Thanks in advance for any information.

T


----------



## scottswatches (Sep 22, 2009)

if you look around at what new watches you can buy for £70, this looks like a bargain. True, it has a value less than £70 to anyone else, but you would have a cool watch that has family history. The crystal will polish up too.

If you sold it for £30, what would you do with the money!


----------



## andyclient (Aug 1, 2009)

£70 is pretty reasonable for servicing an automatic , most places seem to want £100-£150 and with it being your Grandfathers watch it's not a lot to pay for the sentimentality of it


----------



## PC-Magician (Apr 29, 2013)

Thats a nice quality rotary, not like the modern ones which are chinese.

Well worth servicing imo it will have a qood quality movement, I have seen some like that sell for more than £70.

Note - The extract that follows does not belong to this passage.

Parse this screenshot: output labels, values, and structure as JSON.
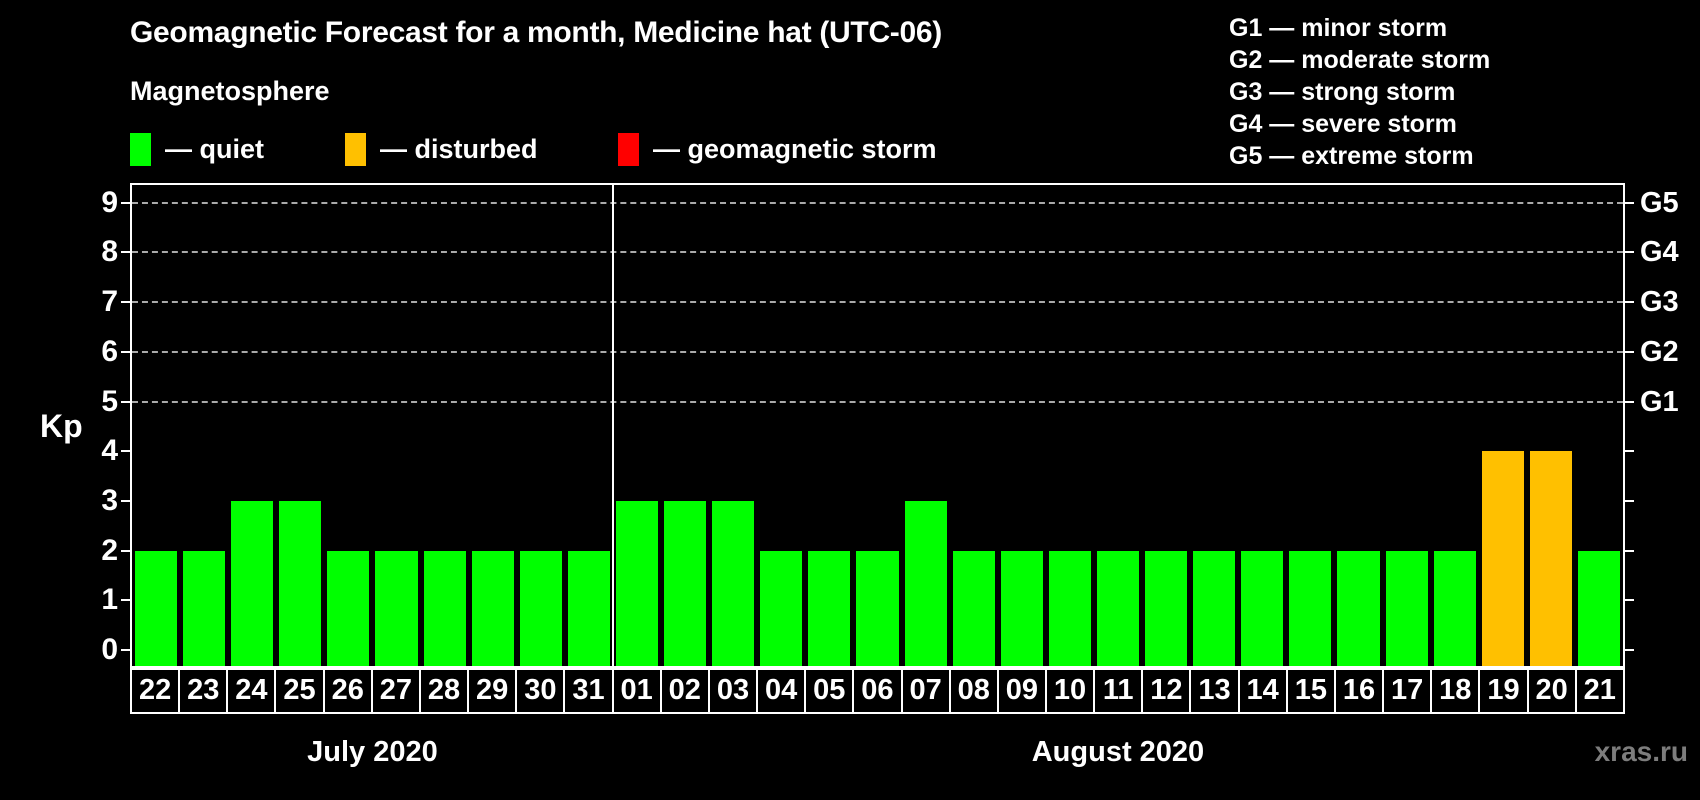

The crystal will be plexi so cheap to replace , but by the looks of it will polish up.

Use Polywatch or give good old Brasso a try.


----------



## andyclient (Aug 1, 2009)

PC-Magician said:


> Thats a nice quality rotary, not like the modern ones which are chinese.
> 
> Well worth servicing imo it will have a qood quality movement, I have seen some like that sell for more than £70.
> 
> ...


 I have a couple of 21 jewel Rotary autos from the same era and they both house AS movements , so as you say nice quality


----------



## PC-Magician (Apr 29, 2013)

If I saw that in the sales corner I would bite your hand off.


----------



## tdlwebs (Mar 3, 2016)

Thanks for the replies, it's all very encouraging info.

I will be paying the £70 for the service and keeping the watch. As quite rightly pointed out, it has sentimental value so cheap at the price


----------